Basilicata on my mind: miti e leggende in terra lucana

La Lucania è ricca di calore umano con l’aggiunta di suggestioni storiche, bellezze naturali e una cultura gastronomica straordinaria. Una terra magica, arcaica impregnata di elementi tradizionali e popolari. Una terra in cui perduravano pratiche e credenze ancestrali di origine precristiane, cosi che da determinare un sincretismo magico- religioso. «Quest’altra ragione, che è tipica della civiltà contadina, noi la chiamiamo magia». Magia deriva dal greco «magheia» che a sua volta è l’alterazione della parola «mag» il cui significato è sapienza. Ogni popolo, ogni nazione e ogni regione ha la sua radice magica. E in Basilicata, la radice magica la ritroviamo ovunque: nei paesaggi come nei luoghi storici, come le mura degli antichi manieri o delle cattedrali. Di generazione in generazione la tradizione orale ha tramandato storie di miti e leggende diventate poi oggetto di studio. “Sud e magia” di Ernesto De Martino ne è un esempio. Ma anche il “Cristo si è fermato ad Eboli” di Carlo Levi non è da meno. E allora cosa c’è di male nel lasciarsi prendere e trasportare dall’aspetto magico dei luoghi. Aspetto magico che poi contraddistingue un vero e proprio approccio alla vita.
Racconterò della Lucania dei cavalieri templari, del fantasma di Elena degli Angeli e, di Isabella Morra ma, di storie ce ne sono tantissime.
Si narra che la bellissima Elena Ducas, nota come Elena degli Angeli, moglie di Manfredi di Svevia, figlio di Federico II di Svevia, vaga ancora nei dintorni del suggestivo Castello di Lagopesole, assumendo le sembianze di uno spirito irrequieto. Proprio qui, in questo edificio d’immenso valore storico, la bella Elena trascorse i suoi migliori anni insieme alla sua famiglia e dopo la morte del marito, qui fu imprigionata da Carlo d’Angiò. Il suo spirito ancora vaga alla ricerca dei tanto amati figli e dell’adorato marito.
Si dice che al tramonto si possa a volte intravvedere il fantasma della bellissima donna vestita di bianco, nascosta dietro le tende di una delle finestre e con mano una lanterna, a guardare desolata l’orizzonte lontano. Si dice che lo stesso Manfredi avvolto da un manto verde cavalchi uno splendido cavallo bianco nella campagna circostante alla ricerca a sua volta dell’amata. Ma nessuno dei due riesce a scorgere l’altro e si perdono in un’eterna ricerca, destinati anche nell’aldilà a non incontrarsi mai.

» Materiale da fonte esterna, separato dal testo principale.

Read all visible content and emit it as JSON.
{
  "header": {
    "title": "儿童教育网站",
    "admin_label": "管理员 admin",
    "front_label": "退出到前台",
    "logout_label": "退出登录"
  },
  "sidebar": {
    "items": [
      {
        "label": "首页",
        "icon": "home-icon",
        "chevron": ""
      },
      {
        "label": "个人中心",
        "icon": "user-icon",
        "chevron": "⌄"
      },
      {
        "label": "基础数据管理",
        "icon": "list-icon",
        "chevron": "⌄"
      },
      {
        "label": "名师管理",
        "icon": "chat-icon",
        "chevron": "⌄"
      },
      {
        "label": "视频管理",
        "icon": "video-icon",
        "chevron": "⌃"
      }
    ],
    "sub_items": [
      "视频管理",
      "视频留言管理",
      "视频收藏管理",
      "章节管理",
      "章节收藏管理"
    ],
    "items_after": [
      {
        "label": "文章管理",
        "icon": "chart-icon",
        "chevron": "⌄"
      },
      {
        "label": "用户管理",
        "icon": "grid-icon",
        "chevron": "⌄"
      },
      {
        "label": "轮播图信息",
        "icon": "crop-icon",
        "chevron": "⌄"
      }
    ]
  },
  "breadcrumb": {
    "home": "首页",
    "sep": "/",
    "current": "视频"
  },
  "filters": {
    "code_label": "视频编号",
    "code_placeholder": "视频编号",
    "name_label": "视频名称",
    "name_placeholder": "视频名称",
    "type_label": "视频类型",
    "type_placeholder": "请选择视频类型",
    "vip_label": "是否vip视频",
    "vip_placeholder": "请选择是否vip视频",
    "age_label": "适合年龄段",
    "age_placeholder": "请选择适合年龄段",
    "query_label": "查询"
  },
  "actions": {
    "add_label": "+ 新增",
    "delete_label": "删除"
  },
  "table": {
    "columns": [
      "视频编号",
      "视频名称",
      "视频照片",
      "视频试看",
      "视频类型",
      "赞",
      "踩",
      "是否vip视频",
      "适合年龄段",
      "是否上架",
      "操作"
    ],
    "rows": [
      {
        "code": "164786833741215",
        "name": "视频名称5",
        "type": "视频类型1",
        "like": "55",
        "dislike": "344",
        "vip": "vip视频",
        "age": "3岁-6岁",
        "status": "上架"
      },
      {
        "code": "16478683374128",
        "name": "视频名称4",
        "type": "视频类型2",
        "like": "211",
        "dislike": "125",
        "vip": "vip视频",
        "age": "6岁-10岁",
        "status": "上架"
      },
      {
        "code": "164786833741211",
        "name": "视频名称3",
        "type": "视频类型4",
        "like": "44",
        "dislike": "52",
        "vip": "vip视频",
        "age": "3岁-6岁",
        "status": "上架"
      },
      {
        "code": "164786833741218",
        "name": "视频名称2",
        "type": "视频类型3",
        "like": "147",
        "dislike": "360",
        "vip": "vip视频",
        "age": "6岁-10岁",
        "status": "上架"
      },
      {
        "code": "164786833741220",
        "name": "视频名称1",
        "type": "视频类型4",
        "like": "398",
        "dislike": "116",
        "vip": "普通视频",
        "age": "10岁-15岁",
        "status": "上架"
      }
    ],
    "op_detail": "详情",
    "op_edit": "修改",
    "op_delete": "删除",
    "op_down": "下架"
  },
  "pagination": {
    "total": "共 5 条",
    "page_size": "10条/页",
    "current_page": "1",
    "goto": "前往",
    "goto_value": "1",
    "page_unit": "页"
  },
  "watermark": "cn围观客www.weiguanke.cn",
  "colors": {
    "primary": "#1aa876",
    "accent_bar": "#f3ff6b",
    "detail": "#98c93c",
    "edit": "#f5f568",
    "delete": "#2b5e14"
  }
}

La nobile poetessa Isabella Morra, nacque nel Castello di Valsinni nel 1520, dove morì all’età di ventisei anni, uccisa a colpi di pugnale dai fratelli, quando scoprirono che aveva una relazione contro il volere della casata con Diego Sandoval de Castro, barone di Bollita. Entrambi gli amanti si dilettavano scrivendo poesie e nel 1542 don Diego pubblicò una raccolta delle sue rime petrarchesche. La corrispondenza tra i due personaggi era scambiata attraverso il precettore di donna Isabella, tale Torquato: oggi rimangono solo le lettere che don Diego scrisse a donna Isabella, mentre le sue risposte sono ignote.
Sembra che i fratelli di Isabella non si fermarono al suo omicidio ma che fecero uccidere anche Don Diego, freddato pochi mesi dopo di lei con tre colpi di fucile durante una battuta di caccia, nei boschi di Noepoli in provincia di Potenza. Da allora Isabella si aggira ancora tra le mura del castello, avvolta da un grande mantello con un cappuccio calato a celare il viso, piangendo e singhiozzando.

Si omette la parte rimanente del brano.